We had seen 2 clubs down the street from our hostel that had 2 new Kolsches. The sad news was that 1 had a huge line and the other had a huge cover. Salvation came from the corner grocery store were we found 2 bottled new Kolsches – Hansa Kolsch (#14) and Sester Kolsch (#15). This night in Germany was celebrated with delicious falafel…as all good things should be.

Germany Day 7 also just happened to be Easter Sunday. Honestly, we slept in, got up for breakfast, and then went back to bed. This is just how holidays get to be – before we all have families and what not to worry about. It was fabulous. The day's adventure was the Museum Ludwig, the modern art museum. We also made one last fatal attempt to see St. Ursula's…she supposedly had a FABULOUS "Golden Chamber". Her chamber also apparently had visiting hours which we were unaware of so her chamber will remain a secret for now.

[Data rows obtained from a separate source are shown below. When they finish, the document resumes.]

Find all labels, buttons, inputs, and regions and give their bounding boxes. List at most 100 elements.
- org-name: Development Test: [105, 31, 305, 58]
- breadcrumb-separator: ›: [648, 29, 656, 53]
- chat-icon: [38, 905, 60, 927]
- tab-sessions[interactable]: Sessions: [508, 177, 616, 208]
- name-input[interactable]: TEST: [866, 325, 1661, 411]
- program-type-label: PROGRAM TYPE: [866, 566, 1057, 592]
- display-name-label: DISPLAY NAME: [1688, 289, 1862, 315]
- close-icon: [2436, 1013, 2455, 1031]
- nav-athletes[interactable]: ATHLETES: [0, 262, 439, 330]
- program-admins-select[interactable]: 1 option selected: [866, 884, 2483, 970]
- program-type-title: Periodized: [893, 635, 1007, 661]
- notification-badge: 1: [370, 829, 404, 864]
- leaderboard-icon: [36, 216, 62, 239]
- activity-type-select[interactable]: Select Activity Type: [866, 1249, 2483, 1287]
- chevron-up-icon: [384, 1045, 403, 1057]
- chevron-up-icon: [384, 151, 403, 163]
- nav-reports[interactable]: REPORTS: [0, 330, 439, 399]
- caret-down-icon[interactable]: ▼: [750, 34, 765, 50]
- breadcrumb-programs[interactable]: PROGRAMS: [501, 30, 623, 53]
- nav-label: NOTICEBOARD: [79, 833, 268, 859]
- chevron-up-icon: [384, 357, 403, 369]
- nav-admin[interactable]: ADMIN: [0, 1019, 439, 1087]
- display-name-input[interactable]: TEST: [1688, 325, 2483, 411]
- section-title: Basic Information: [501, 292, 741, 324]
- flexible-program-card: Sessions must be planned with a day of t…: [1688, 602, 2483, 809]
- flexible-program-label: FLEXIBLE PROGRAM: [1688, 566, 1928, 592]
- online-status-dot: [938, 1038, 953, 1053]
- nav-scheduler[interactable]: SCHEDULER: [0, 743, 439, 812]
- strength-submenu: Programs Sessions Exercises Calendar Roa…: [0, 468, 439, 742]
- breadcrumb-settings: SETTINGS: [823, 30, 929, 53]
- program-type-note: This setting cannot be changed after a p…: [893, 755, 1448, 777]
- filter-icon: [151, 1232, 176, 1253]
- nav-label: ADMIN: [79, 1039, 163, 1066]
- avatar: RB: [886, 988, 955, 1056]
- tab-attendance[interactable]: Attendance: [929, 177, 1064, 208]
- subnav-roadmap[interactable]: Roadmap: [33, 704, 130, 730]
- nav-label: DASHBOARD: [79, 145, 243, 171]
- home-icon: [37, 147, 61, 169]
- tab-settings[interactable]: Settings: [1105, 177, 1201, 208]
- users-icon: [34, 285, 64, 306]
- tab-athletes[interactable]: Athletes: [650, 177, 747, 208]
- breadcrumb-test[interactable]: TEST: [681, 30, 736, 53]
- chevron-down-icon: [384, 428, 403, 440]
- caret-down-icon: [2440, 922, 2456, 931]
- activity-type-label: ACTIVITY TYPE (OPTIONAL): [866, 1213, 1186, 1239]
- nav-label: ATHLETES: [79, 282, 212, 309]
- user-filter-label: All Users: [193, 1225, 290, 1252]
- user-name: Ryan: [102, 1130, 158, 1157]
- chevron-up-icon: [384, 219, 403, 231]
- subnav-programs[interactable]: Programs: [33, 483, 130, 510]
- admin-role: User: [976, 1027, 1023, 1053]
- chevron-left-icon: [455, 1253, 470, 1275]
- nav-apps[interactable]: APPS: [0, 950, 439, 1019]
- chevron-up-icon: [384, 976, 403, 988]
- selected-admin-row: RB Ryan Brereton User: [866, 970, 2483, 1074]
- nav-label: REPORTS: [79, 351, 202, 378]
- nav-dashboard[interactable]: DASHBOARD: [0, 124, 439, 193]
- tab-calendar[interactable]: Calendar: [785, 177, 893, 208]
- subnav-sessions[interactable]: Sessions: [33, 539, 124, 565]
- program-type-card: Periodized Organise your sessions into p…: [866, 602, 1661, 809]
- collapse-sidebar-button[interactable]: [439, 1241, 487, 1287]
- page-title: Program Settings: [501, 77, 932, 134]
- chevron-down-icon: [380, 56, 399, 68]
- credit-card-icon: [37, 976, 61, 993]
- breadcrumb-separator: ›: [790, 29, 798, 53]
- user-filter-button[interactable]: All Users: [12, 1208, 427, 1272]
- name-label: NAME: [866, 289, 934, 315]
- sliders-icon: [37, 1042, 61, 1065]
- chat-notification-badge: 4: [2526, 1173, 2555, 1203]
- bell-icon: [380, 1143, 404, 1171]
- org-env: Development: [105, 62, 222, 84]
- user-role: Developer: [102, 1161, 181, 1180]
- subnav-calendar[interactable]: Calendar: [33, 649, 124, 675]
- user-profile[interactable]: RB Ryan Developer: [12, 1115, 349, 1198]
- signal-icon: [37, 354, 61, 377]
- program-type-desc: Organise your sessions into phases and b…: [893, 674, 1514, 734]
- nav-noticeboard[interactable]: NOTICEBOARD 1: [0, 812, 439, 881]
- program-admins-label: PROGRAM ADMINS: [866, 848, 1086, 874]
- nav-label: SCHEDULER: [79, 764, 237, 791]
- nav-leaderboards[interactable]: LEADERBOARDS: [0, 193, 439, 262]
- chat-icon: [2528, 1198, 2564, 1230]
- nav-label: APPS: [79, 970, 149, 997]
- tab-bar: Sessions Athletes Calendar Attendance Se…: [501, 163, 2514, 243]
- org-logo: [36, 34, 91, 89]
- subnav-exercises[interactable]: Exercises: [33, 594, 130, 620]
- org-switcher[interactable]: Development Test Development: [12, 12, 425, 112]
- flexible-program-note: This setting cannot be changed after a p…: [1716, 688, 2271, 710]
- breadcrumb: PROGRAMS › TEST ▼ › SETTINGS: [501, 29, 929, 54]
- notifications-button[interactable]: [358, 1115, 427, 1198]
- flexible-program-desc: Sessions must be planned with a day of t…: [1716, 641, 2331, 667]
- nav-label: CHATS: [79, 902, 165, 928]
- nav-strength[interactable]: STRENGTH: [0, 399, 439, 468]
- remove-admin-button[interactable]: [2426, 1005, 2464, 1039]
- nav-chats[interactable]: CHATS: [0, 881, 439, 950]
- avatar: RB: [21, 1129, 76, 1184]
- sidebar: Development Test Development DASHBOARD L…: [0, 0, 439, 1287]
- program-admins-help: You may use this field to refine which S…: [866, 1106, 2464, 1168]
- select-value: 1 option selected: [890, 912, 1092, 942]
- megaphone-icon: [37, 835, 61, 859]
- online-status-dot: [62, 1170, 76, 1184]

Our last day, (day 8) was when we were informed that Holy Easter Monday was the holiest of Christian Holidays and therefore breakfast would be served later (pushing our airport departure time), the grocery stores would be closed (canceling our bottle return plan), and there would be no stops for good coffee on the way out. Before we left, we put Hans in the elevator and sent him to the 4 th floor. We figured someone else could use the tour guide. Our time together was special – Good bye my sweet Hans…

There. I am done. You have made it to the end. My introduction to Germany was fabulous and I can't wait to go back and see some more of the country!! Hope you enjoy the pictures!!